Fun fact: Why would the default collation be named latin1_swedish_ci instead of latin1_general_ci? Some argue that it's because latin1_swedish_ci better handles certain European-specific letters, but others believe that it's because the original developer named it after his company's primary base in Sweden. That latter reason may seem unfounded, but the same developer also named MySQL, MariaDB, and MySQL-Max after his three children: My, Maria, and Max. So who knows?

These days, the preferred default is the utf8mb4 character set paired with the accent-insensitive, case-insensitive utf8mb4_0900_ai_ci collation. This collation treats strings like RESUME or résumé as resume when comparing or sorting. As for the difference between Unicode and Latin character sets, that deserves a post of its own. Read through Joel Spolsky's fantastic post on character sets to learn all about it.

Sorting at the query layer

So when do the character sets and collations matter?

It turns out that, whenever a SQL query contains an ORDER BY clause, it's using the database server's collation to sort the data. A typical query looks like this:

  SELECT first_name,
         last_name
    FROM employees
ORDER BY last_name

When the underlying character set and collation aren't set properly, the ORDER BY clause won't work as expected. But even if set up properly, what happens if the server's collation is case-insensitive when you need a case-sensitive sort? This is when the COLLATE keyword comes into play:

  SELECT first_name,
         last_name
    FROM employees
ORDER BY last_name COLLATE utf8mb4_0900_as_cs

The above query uses an accent-sensitive, case-sensitive collation to sort the result set! It doesn't change how the data is stored underneath.

And just for demonstration purposes, here are queries that highlight the accent-sensitivity and case-sensitivity in action:

mysql> SELECT 'a' < 'A';
+-----------+
| 'a' < 'A' |
+-----------+
| 0         |
+-----------+
1 row in set (0.06 sec)

mysql> SELECT 'a' < 'A' COLLATE utf8mb4_0900_as_cs;
+--------------------------------------+
| 'a' < 'A' COLLATE utf8mb4_0900_as_cs |
+--------------------------------------+
| 1                                    |
+--------------------------------------+
1 row in set (0.00 sec)

mysql> SELECT STRCMP('aa', 'å');
+-------------------+
| STRCMP('aa', 'å') |
+-------------------+
| 1                 |
+-------------------+
1 row in set (0.00 sec)

mysql> SELECT STRCMP('aa', 'å' COLLATE utf8mb4_da_0900_ai_ci);
+--------------------------------------------------+
| STRCMP('aa', 'å' COLLATE utf8mb4_da_0900_ai_ci) |
+--------------------------------------------------+
| 0                                                |
+--------------------------------------------------+
1 row in set (0.00 sec)

What's so tricky?

None of this content is difficult to grasp, but that's because collations already handle the many intricacies for you. Unicode collations know to sort "Œ" by expanding it to "OE" while Danish collations know to reverse the sorting order for letters with accents. And in some collations, "CH" is a digraph that comes after "C" – "chalk" would come alphabetically after "czar" on those servers!

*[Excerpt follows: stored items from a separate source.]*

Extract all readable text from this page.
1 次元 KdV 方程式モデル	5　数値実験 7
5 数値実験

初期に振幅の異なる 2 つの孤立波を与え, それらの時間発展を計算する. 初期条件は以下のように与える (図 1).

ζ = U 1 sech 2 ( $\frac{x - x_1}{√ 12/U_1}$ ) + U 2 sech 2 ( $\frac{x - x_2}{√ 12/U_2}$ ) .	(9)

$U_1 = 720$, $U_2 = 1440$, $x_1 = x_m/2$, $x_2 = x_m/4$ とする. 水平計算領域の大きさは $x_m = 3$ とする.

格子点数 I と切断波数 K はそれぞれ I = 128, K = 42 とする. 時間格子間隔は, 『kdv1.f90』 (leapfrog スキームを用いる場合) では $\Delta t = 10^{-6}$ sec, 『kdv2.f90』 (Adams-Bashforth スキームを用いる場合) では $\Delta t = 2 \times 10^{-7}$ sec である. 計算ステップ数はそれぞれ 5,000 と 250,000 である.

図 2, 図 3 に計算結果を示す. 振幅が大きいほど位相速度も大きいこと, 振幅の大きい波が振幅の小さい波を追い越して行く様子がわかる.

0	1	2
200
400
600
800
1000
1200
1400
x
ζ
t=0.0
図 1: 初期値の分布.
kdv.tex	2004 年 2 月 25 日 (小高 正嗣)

The full document detailing the sorting algorithm is quite large. I can't imagine how many people it took to properly codify alphabetizing strings across the various languages and how many more people it took to implement it. I wonder how many exceptions have been missed and how many iterations of the algorithm will come in the future. But mostly, I marvel. Alphabetization is hard.